Aim: To characterize the development of clinically relevant variables the first minutes after birth and identify early prognostic markers in newborn infants requiring resuscitation.
Methods: A database of 591 infants resuscitated with either 21% or 100% oxygen was analysed. Time to first breath, development in heart rate, Apgar scores, arterial oxygen saturation (SaO(2)), and base deficit (BD) are described in relation to different degrees of birth depression and outcomes.

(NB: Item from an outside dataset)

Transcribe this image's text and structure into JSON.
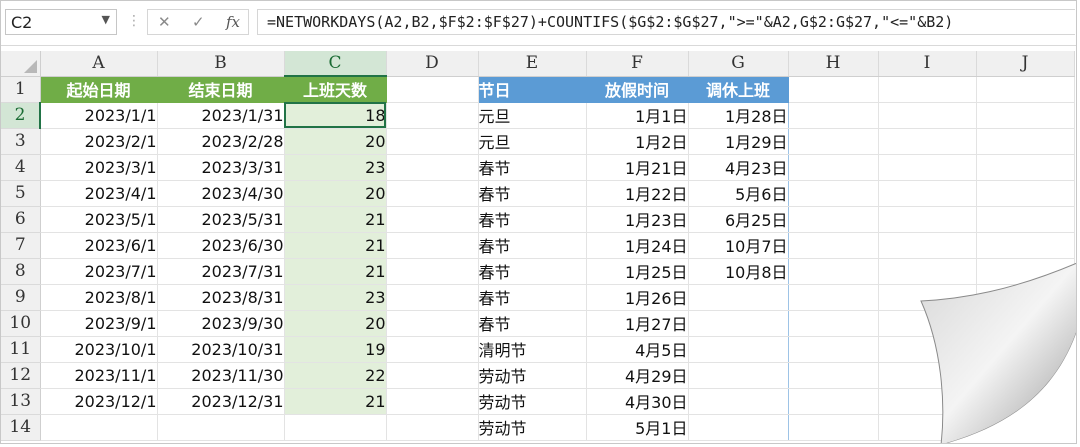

Results: Heart rate and Apgar scores increased quickly even in the most depressed infants but were significantly lower in those having a poor outcome. By contrast, BD normalized at the same rate, 6-7 mmol/l/h, in the first hour of life regardless of the degree of birth depression and outcome. SaO(2) values increased as quickly in room air as in 100%-oxygen-resuscitated infants. Time to first breath was prolonged threefold, from 1 to 3 min, in the most depressed (1-min Apgar score < 4) compared with the less depressed infants. Highest odds ratio (OR) for death in the first week of life or for development of hypoxic-ischaemic encephalopathy (HIE) stage 2 and 3 was a 5-min heart rate < or =60 bpm (OR 16.5 for both death and HIE) and Apgar < 4 (OR 14 and 18.8). Neonatal survival for HIE stage 1, 2, and 3 was 93%, 63%, and 11%, respectively. OR for early neonatal death, if SaO(2) < or =60% at 1 min, was 8.6 (sensitivity 0.82 and specificity 0.65).
Conclusion: Apgar scores, heart rate, SaO(2), and time to first breath in newly born infants in need of resuscitation may be used for early identification of infants with a poor prognosis. These data may be helpful in describing the severity of depression in single infants and to select infants in need of interventional therapy.